Stefanie Gerke // Die moderne Ruine. Neo-pittoreske und neo-erhabene Darstellungsformen in der zeitgenössischen Kunst
Rund ein halbes Jahrhundert nach ihrer Entstehung wirft der Zustand der Nachkriegsarchitektur die Frage nach ihrem Denkmalwert auf. Angesichts maroder Bausubstanz wird in Feuilletonartikeln über Erhalt und Abriss der Bauten, die zwischen den 1950er und 1970er Jahren entstanden sind, debattiert. Auch die architekturhistorische Forschung bemüht sich mittlerweile um eine systematische Aufarbeitung der Bestände. Zugleich reflektieren Künstlerinnen und Künstler die Architektur dieser Zeit in ihren Arbeiten. In welcher Weise sie sich mit diesem Gegenstand und den damit verbundenen Fragen beschäftigen, ist das Thema der Dissertation.
Der Fokus liegt dabei auf Fotografie-, Film- und Videoarbeiten internationaler Künstlerinnen und Künstler seit 1990, die gezielt ikonographische Traditionen des Topos Ruine erweitern, aktualisieren und unter den Bedingungen ihres Mediums neu orientieren. Entscheidend hierbei ist die Tatsache, dass die Ruinenikonographie bislang durch die Ästhetik der Romantik sowie Georg Simmels geprägt wurde, der den Reiz verfallender Bauten in der Rückeroberung durch die Natur sah. Die modernen Ruinen hingegen bestehen aus industriellen, schwer vergänglichen Baustoffen wie Beton und Stahl und sind häufig die Folge menschlicher statt natürlicher Zerstörung.

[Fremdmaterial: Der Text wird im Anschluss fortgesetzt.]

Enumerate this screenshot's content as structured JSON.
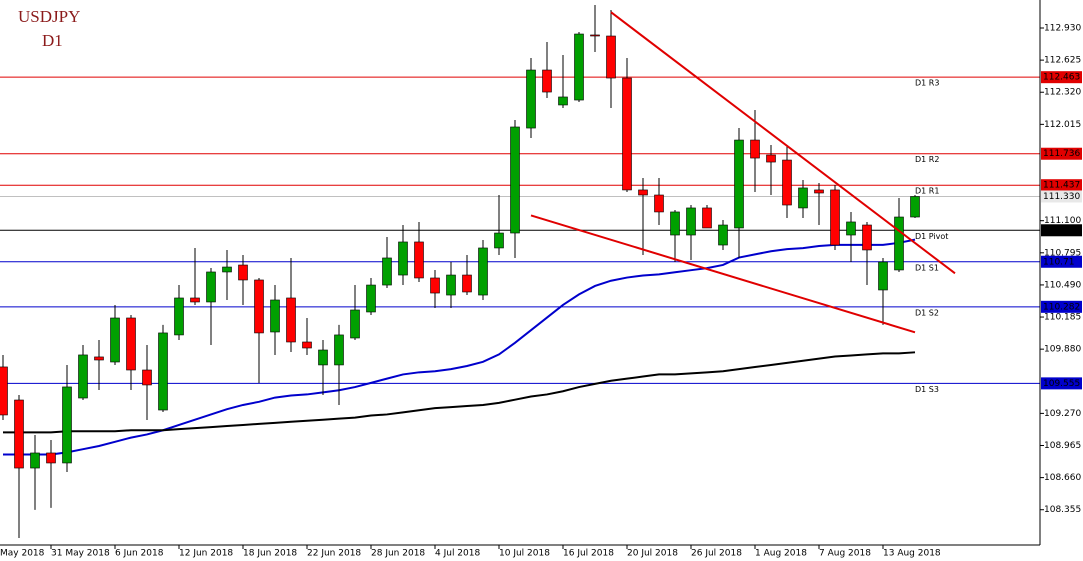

Die Analyse führt daher zu einer Aktualisierung der für den Ruinenbegriff prägenden ästhetischen Kategorien des Pittoresken und des Erhabenen für das 21. Jahrhundert. Die Neufassung dieser Kategorien trägt den Darstellungsparametern der neuen Medien ebenso Rechnung wie den veränderten Bedingungen der Architektur. Einige der analysierten Arbeiten nutzen Nachkriegsarchitektur als zeitgemäßes Symbol der Vergänglichkeit und widmen sich in pittoresker Tradition vor allem Wahrnehmungsfragen, um die Konstruktionsmechanismen ihrer eigenen Medien zu reflektieren, wie etwa die 16 mm-Filme Tacita Deans, die Polaroidserien Cyprien Gaillards und die Fotomontagen Beate Gütschows, die anhand des Begriffs „neo-pittoresk“ untersucht werden. Andere Künstler gewinnen den radikalen Bildern abgerissener oder zum Abbruch verurteilter, gescheiterter Nachkriegsarchitektur und den damit einhergehenden sozialen Folgen eine ästhetische Komponente ab, die in der Tradition des Erhabenen Lust und Schrecken miteinander verbindet, wie etwa Julian Rosefeldt, Clemens von Wedemeyer und Tobias Zielony. Die Analyse ihrer Werke konstituiert somit den Begriff des „Neo-Erhabenen“. Anhand dieser künstlerischen Positionen verortet sich das Forschungsvorhaben innerhalb der Diskussion um das Erbe der Romantik, sowie innerhalb der aktuellen Diskussion um die Rezeption des Erbes der Nachkriegsmoderne. Vor allem aber wird damit systematisch ein Feld abgesteckt, in dem sich zeitgenössische Kunst momentan bewegt.